As more companies in Asia’s emerging markets digitize their workflow through the use of enterprise resource planning and human resources software, demand for hyperscalers — large cloud service providers — will grow, according to the equity strategist. Venture capital firms think demand for software as a service, or SaaS, solutions by small- and medium-sized companies will result in an 87% increase in regional deal activity, according to the e-Conomy report.
The investment bias toward larger data centers is reflected in Infralogic data, which show that between 2019 and 2022, the average investment size per project grew to USD 407m from USD 223m. And rising capex means growing demand for financing.
“Scale matters now,” said Loh. “The market is trending towards bigger players with deep pockets to execute such [hyperscale] deals.”
New data center developers are often cash rich, said the equity strategist. Since 2019, the top 5 data center investors globally — nearly all of whom are backed by major asset managers such as EQT Partners, Vanguard Group and KKR — account for 42% and 29% of closed greenfield data center projects by value and volume, respectively, according to Infralogic data.
Moreover, over half of both launched and pre-launch data center-focused funds tracked by Infralogic are focused primarily on Asia, and are domiciled in Asia, reflecting a heavy focus on intra- rather than extra-regional investment:
Malaysia rising
Much Asian data center deal activity is currently focused in the more-developed internet markets of the Northeast, with China, South Korea, and Japan accounting for USD 12.82bn in live data center projects. But Malaysia has emerged as a standout in terms of regional development with over USD 7.7bn in live data center projects:
Malaysia has a digitally literate population and an increasingly digitized service sector where 87% of households use the internet and 60% engage in online financial transactions, according to the Association of Southeast Asian Nations’ ASEAN Digital Masterplan 2025 — suggesting the nation is well positioned to house data center developments.
The Malaysian state of Johor has been able to leverage its proximity to Singapore to drive investment and become a regional data center hub with closed and ongoing projects by corporates such as Keppel, YTL, and Chindata. “A huge part of this has to do with the moratorium situation here,” said Loh.
In 2019, the Singaporean government ordered a moratorium on new data center development, citing their intensive use of land, water and energy — all resources that are in short supply.
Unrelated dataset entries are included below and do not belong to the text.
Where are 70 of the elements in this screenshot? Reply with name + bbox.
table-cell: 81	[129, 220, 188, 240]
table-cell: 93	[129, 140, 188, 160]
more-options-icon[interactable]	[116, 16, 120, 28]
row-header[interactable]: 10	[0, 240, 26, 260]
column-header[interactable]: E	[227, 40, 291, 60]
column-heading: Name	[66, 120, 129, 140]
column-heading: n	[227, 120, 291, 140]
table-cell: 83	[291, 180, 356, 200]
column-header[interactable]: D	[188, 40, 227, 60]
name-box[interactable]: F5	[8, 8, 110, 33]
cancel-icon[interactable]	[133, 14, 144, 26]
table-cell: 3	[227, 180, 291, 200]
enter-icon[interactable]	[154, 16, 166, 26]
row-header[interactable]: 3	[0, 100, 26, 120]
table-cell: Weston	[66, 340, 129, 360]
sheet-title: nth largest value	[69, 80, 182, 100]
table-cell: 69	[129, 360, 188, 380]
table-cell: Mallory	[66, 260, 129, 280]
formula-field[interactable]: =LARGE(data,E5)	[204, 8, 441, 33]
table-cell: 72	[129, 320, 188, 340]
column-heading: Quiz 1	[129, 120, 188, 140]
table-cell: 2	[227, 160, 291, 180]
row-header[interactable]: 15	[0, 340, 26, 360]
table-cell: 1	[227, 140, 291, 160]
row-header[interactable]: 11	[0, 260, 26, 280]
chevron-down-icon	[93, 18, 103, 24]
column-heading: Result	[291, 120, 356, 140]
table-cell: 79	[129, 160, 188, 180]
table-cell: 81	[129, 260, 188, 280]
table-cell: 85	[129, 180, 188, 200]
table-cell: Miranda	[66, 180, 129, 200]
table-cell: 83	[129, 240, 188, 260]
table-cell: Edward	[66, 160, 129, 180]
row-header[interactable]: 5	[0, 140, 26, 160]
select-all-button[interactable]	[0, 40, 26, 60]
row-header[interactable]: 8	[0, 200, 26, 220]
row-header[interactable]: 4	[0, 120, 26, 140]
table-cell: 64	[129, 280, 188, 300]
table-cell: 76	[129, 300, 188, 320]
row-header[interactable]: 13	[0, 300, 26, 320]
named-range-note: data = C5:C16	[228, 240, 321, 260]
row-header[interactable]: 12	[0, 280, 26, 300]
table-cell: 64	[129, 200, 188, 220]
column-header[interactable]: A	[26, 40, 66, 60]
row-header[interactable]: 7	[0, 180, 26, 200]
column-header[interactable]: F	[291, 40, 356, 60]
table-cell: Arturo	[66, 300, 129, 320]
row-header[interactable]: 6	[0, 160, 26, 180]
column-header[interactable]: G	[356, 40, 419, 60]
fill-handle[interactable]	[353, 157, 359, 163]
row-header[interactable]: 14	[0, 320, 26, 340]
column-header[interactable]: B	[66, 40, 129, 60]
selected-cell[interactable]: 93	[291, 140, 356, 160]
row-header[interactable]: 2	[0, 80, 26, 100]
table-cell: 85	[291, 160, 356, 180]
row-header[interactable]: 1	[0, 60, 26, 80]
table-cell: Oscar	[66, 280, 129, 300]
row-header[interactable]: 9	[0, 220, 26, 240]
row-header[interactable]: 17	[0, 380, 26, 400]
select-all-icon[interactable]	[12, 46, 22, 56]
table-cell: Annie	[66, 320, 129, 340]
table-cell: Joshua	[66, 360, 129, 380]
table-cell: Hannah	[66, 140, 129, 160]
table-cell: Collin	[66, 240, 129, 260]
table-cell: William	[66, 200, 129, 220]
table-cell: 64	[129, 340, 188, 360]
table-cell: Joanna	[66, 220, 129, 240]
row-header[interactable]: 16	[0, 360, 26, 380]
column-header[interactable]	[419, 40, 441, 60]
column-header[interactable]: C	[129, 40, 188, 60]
Though the moratorium ended last year, Singapore’s government intends to be more selective of new projects, particularly in terms of their sustainability. “This has and continues to yield a lot of spillover effects for Johor,” said Loh.
A data center campus on the Malay-Thai border that is seeking to raise USD 2.3bn from investors follows a similar trend of betting on geographic proximity and regional connectivity. The campus joins another data center at the Delapan Special Border Economic Zone which was designated in 2022 by DE-CIX — an internet exchange operator — to facilitate cross-region internet traffic.